Out Of Time est le cinquième album de Mamaleek et leur black singulier se montre toujours plus délavé, perverti, déviant, méconnaissable. Envolées, les guitares féroces – enfin pas complètement, on les retrouve encore ici ou là mais elles sont de plus en plus discrètes – quand le tissu électronique gagne lui en épaisseur, le breakbeat occupe également le terrain et l’exploration des folklores atteint des contrées de plus en plus éloignées, que ce soit dans l’espace (on continue à voyager beaucoup, de l’Asie au Moyen-Orient) ou dans le temps (des années 30 à la new wave). Étrange disque (comme d’habitude avec les deux frères anonymes) où les oripeaux extrêmes disparaissent – à l’exception notable du chant – mais pas la structure : anguleuse, disloquée, elle ménage un itinéraire sinueux et… extrême. On a souvent l’impression de naviguer à vue entre des fragments d’ébauches et des ersatz de morceaux, rien ne semble achevé, tout sonne en devenir et le duo semble vouloir toucher à tout, du hip-hop au jazz, du black au post-punk, du shoegaze à l’électro et j’en passe, si bien qu’on se retrouve très vite désorienté dans le disque même si le souffle morose voire douloureux qui recouvre la moindre parcelle de musique apporte ce qu’il faut de liant pour que le patchwork ne se délite pas complètement. C’est bien en cela que l’on reconnait immédiatement Mamaleek et qu’Out Of Time constitue in fine une étape logique dans le cheminement du duo. Beaucoup moins violent qu’il ne l’a été mais pas moins saisissant, il vise une forme d’épure et ce faisant, devient plus luxuriant encore. Mais bon, on n’en est plus à un paradoxe près avec ce groupe, le plus grand étant sans doute de se demander en permanence comment le soleil californien a pu accoucher d’un truc aussi désespéré.

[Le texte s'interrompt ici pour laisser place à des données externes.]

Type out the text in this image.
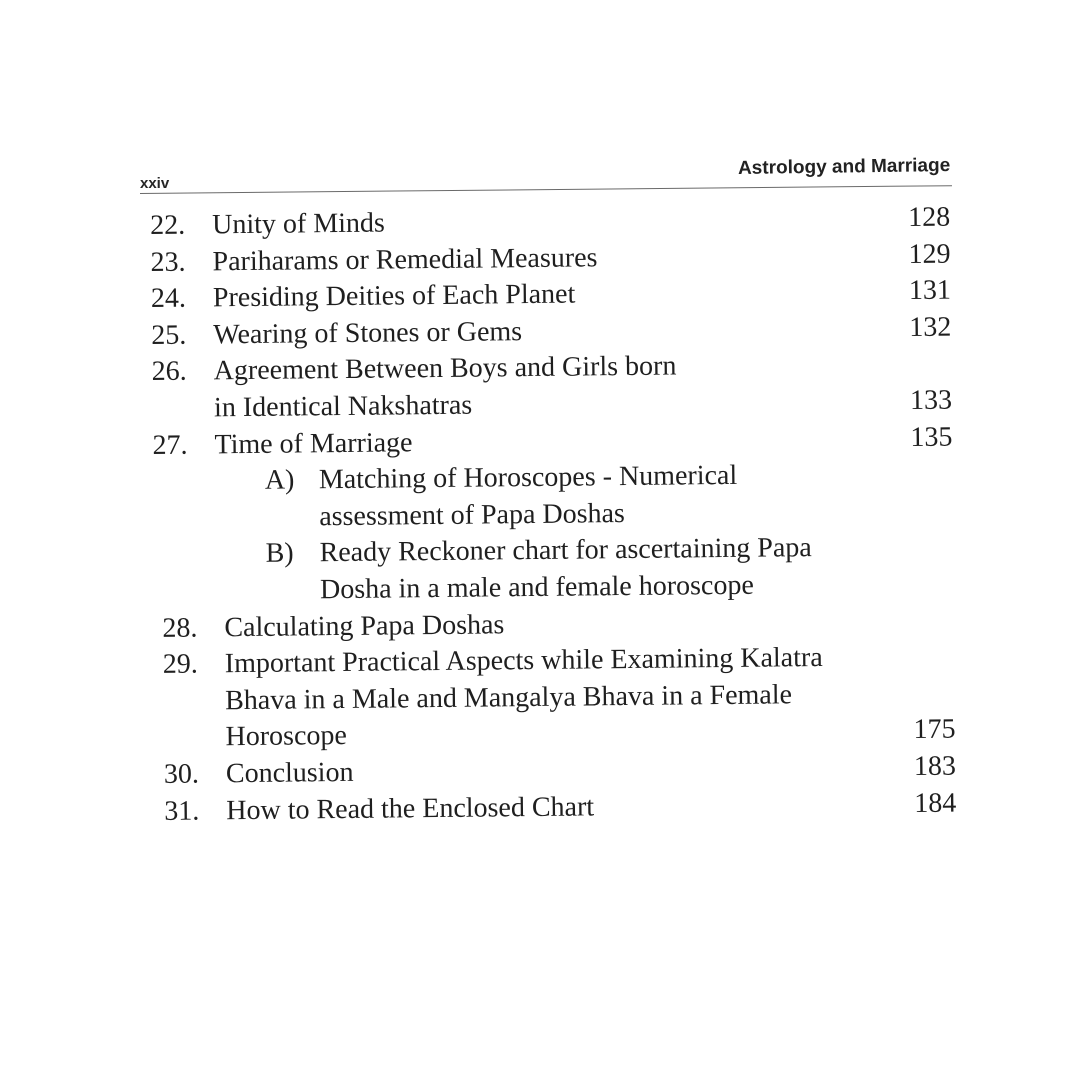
xxiv
Astrology and Marriage
22. Unity of Minds	128
23. Pariharams or Remedial Measures	129
24. Presiding Deities of Each Planet	131
25. Wearing of Stones or Gems	132
26. Agreement Between Boys and Girls born
in Identical Nakshatras	133
27. Time of Marriage	135
A) Matching of Horoscopes - Numerical
assessment of Papa Doshas
B) Ready Reckoner chart for ascertaining Papa
Dosha in a male and female horoscope
28. Calculating Papa Doshas
29. Important Practical Aspects while Examining Kalatra
Bhava in a Male and Mangalya Bhava in a Female
Horoscope	175
30. Conclusion	183
31. How to Read the Enclosed Chart	184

If I Had This Time plante immédiatement le décor : He Never Spoke The Mumblin’ Word est désormais à des années-lumière mais on reste néanmoins dans la galaxie Mamaleek. Les notes élégantes de la guitare s’appuient sur une ligne de basse mortifère qui montre bien que les araignées sont toujours là et qu’elles n’ont nullement déserté la boite crânienne des deux frangins. Elles peuplent également une bonne partie de Sicarii et se manifestent par exemple dans son chant étranglé. Le morceau est tout à la fois beau (la mélodie obsédante, répétitive) et hideux (les sons grouillants, le soubassement approximatif) et on retrouve cette dualité sur beaucoup d’autres occurrences : Doomed Beast et son parterre orientalisant morcelé d’où s’extirpent quelques arpèges hypnotiques ou encore Where Is The Friend’s House et ses élans contradictoires le poussant tout à la fois vers le bas (les voix déformées) et vers l’avant (le breakbeat). Il y a aussi ces interludes étonnants qui déboulent sans crier gare, parfois entre les morceaux (Lapis Lazuli et ses cuivres iconoclastes) mais le plus souvent dans les morceaux eux-mêmes (l’électronique qui finit par envahir complètement God Is The Irrational Number par exemple). Enfin, il y a tous ces moments où Mamaleek refuse de choisir une direction, préférant les suivre toutes au même moment : The Recompense Is Real, My Master, My Father, My Author ou Absolute Knowing (entre autres) font feu de tout bois mais restent en permanence cohérents, partagés entre leurs élans ethno-décalés, leur breakbeat de l’enfer amalgamé à un blackgaze de plus en plus éthéré, l’électronique pure jamais loin non plus. Et encore, on ne s’en tient là qu’à quelques titres puisqu’il s’avère au final extrêmement difficile de décrire Out Of Time : il est un peu tout ce que l’on vient de dire ci-dessus mais il est surtout bien plus que ça.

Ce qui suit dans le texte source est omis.